Indikator baru keberhasilan Makassar adalah seberapa besar peran generasi mudanya dalam menggerakkan ekonomi digital.
Menjamurnya kafe, co-working space, dan komunitas kreatif di Makassar adalah bukti betapa melimpahnya energi anak muda Sulsel.
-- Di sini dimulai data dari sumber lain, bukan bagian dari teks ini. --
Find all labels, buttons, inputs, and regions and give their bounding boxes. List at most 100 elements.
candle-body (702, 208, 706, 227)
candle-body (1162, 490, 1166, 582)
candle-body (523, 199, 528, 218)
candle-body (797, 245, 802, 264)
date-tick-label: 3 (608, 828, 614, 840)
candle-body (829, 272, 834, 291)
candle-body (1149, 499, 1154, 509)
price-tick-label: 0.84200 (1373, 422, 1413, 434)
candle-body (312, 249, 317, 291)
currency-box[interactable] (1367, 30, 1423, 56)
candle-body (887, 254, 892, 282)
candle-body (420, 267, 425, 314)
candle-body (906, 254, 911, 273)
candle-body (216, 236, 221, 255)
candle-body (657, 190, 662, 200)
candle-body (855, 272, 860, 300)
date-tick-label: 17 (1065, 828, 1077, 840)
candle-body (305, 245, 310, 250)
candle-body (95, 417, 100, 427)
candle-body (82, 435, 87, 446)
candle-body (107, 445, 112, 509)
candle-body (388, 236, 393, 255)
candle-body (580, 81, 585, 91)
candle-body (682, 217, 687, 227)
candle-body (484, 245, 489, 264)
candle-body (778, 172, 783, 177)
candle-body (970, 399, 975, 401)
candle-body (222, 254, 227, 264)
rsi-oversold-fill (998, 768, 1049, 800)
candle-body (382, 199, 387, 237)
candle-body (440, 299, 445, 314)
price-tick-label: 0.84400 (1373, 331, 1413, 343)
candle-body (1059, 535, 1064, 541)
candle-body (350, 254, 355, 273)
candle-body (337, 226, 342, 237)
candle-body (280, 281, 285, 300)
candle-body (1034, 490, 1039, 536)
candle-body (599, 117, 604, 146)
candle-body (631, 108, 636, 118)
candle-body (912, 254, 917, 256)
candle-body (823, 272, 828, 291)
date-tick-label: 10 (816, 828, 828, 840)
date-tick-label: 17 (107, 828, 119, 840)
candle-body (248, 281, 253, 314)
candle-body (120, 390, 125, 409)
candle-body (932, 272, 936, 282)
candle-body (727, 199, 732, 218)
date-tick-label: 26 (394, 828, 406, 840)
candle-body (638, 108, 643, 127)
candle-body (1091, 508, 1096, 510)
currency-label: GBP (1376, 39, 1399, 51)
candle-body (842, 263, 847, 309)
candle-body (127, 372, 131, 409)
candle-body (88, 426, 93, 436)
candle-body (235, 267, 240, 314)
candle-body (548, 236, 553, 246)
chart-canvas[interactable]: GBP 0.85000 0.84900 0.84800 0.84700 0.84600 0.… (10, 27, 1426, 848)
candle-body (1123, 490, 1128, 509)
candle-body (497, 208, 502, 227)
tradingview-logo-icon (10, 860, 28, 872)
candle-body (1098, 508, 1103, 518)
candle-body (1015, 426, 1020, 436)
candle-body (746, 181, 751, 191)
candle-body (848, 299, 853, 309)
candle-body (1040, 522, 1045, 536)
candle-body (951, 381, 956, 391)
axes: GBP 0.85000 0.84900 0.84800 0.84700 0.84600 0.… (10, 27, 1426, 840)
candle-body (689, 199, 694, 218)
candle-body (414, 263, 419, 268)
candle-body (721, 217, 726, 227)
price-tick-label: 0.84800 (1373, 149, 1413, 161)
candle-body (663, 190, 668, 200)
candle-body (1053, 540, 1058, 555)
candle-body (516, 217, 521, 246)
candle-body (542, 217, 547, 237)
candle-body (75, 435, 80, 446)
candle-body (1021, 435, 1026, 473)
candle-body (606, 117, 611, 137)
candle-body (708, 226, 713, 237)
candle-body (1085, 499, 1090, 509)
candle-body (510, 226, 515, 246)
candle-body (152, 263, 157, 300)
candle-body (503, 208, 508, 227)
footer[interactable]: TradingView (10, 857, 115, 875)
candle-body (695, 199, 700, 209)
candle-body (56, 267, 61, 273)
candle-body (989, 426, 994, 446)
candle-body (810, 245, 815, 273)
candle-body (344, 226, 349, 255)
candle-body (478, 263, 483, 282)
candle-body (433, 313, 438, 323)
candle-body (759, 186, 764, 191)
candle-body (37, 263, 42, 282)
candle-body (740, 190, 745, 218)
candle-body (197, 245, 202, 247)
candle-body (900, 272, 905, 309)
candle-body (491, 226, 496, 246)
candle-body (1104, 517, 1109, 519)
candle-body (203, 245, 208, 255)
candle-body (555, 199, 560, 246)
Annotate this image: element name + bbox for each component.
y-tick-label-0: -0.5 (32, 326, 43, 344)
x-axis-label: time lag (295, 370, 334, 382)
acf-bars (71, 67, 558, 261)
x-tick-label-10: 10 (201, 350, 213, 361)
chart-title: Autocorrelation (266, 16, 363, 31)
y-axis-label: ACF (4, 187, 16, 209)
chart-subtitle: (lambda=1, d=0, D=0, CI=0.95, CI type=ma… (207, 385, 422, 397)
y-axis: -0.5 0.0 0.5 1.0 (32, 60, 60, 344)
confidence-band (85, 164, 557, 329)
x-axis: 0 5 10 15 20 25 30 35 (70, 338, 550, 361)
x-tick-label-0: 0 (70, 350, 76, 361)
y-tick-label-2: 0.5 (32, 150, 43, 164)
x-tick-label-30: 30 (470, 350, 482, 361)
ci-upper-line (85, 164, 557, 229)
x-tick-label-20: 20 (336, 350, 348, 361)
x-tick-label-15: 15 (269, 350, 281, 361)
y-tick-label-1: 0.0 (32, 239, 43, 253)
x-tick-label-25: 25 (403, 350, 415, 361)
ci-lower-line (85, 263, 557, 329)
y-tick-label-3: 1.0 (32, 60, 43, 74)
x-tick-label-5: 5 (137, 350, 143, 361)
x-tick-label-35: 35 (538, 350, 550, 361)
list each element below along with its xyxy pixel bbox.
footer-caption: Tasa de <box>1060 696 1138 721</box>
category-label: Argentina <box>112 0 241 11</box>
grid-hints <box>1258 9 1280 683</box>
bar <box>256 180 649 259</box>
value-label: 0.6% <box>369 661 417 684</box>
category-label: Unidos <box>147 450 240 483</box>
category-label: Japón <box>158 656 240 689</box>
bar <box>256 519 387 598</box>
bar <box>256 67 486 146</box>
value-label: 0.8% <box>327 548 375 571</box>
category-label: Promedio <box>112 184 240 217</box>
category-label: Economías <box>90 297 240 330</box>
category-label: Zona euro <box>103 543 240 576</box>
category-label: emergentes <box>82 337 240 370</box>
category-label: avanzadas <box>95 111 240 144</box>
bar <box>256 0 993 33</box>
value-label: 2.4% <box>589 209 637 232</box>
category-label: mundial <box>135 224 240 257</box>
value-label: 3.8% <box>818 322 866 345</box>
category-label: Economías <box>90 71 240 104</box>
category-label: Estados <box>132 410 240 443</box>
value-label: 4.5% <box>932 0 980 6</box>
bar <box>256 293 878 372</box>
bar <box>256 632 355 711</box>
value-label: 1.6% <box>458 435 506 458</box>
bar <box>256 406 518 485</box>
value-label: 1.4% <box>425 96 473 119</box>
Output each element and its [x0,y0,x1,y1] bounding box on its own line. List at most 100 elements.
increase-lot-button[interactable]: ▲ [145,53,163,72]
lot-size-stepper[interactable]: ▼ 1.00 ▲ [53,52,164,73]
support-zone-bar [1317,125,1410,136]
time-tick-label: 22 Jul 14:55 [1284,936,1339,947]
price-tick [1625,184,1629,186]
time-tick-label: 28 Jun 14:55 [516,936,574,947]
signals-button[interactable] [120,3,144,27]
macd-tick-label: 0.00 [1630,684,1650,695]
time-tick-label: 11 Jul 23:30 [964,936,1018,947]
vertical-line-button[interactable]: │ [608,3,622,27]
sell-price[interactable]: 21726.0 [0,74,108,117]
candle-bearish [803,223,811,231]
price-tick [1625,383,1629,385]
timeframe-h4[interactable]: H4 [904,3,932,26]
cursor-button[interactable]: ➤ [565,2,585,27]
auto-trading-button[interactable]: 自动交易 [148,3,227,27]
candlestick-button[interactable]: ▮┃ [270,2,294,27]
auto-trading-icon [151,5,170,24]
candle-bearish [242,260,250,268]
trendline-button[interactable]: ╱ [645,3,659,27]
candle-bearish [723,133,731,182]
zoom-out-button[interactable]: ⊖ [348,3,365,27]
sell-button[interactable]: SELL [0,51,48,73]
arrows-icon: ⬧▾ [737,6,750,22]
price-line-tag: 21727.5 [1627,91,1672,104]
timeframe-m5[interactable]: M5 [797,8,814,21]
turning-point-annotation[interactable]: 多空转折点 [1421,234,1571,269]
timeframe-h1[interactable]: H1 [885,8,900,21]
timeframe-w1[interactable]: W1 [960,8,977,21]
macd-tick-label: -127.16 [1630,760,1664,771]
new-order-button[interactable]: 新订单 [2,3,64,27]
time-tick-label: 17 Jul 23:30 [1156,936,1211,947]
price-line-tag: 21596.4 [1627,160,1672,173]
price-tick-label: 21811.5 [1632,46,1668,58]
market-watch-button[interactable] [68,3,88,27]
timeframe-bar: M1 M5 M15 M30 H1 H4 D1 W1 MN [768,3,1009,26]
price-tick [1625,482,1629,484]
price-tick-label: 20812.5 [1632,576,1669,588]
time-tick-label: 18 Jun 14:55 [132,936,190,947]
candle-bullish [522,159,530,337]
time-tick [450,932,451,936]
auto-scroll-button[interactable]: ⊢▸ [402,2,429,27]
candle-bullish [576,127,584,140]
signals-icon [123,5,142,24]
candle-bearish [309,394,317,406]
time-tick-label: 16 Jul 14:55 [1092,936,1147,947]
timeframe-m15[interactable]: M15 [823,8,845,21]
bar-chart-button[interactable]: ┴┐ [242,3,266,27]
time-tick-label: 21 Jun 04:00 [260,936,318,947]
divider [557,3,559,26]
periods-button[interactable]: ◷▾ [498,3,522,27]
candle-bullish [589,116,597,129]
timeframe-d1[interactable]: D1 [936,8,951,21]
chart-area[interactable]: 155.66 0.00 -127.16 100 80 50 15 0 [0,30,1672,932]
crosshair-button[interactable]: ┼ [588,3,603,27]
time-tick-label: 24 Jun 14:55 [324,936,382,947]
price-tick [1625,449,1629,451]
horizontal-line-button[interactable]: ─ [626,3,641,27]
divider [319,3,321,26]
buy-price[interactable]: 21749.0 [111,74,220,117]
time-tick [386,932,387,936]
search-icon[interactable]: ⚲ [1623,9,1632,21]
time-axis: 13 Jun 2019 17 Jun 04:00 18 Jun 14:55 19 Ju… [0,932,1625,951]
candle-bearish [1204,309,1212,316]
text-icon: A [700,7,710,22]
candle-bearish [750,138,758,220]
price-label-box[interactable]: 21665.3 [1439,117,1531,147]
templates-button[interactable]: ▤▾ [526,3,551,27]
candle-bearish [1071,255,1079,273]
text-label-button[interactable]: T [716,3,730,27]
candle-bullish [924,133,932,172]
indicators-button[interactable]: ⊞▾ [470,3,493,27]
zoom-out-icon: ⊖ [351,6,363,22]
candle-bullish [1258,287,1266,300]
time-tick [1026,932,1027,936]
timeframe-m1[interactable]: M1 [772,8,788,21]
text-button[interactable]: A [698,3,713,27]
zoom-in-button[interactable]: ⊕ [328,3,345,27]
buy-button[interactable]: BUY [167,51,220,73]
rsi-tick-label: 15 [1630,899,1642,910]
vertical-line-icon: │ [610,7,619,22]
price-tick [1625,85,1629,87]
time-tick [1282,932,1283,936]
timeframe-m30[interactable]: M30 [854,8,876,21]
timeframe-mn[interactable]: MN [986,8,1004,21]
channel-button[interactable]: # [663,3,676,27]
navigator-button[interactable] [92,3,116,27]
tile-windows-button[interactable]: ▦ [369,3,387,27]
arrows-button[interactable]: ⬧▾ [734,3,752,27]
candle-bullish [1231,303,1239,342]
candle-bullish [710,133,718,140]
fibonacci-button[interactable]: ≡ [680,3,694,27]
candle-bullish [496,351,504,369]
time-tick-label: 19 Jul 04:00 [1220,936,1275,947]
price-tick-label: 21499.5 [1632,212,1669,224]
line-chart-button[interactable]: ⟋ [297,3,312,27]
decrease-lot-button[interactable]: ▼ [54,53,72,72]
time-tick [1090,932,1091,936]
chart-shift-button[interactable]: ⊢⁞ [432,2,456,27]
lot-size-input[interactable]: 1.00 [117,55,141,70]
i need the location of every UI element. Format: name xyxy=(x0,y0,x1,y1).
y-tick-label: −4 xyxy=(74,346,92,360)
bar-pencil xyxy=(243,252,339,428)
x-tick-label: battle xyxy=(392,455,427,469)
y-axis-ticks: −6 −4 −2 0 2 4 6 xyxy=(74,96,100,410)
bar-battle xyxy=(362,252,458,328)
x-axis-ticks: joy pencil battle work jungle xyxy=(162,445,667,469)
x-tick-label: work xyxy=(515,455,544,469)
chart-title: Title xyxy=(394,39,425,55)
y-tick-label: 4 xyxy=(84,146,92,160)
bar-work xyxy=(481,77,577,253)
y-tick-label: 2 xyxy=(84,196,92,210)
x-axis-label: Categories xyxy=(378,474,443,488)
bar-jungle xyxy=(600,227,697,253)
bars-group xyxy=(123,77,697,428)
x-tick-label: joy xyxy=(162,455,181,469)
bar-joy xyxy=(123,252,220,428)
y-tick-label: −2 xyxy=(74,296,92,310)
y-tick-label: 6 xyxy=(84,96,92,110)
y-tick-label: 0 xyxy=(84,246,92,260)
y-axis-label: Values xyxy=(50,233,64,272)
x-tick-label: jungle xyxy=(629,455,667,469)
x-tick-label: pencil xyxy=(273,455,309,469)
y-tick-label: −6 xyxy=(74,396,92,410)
Sayangnya, sebagian besar dari potensi ini masih berhenti pada level konsumen teknologi—sekadar pengguna media sosial—belum menjadi creator atau owner bisnis berbasis teknologi yang scalable.
Tiga Pilar Mendorong Makassar Sebagai Hub Digital:
- Inkubasi Bisnis Berkelanjutan: Pemkot dan Pemprov harus menyediakan ruang inkubasi start-up yang tidak berhenti pada lomba pitching, melainkan memberi akses pada pendanaan (venture capital).
- Digitasi UMKM Lokal: Mengakselerasi UMKM kuliner dan kriya khas Sulsel dari sekadar berjualan secara offline menjadi pemain e-commerce lintas negara.
- Infrastruktur Internet Merata: Menjamin akses internet berkecepatan tinggi tidak hanya terpusat di Jalan AP Pettarani atau kawasan Pantai Losari, melainkan menjangkau hingga wilayah pulau terluar.
Anak-anak muda Makassar memiliki keberanian (siri’) dan daya juang yang tinggi secara kultural. Jika potensi karakter ini dipadukan dengan keterampilan coding, digital marketing, dan analisis data, bukan hal yang mustahil Makassar akan lahir sebagai “Silicon Valley” yang menggerakkan rantai pasok digital untuk seluruh kawasan Indonesia Timur.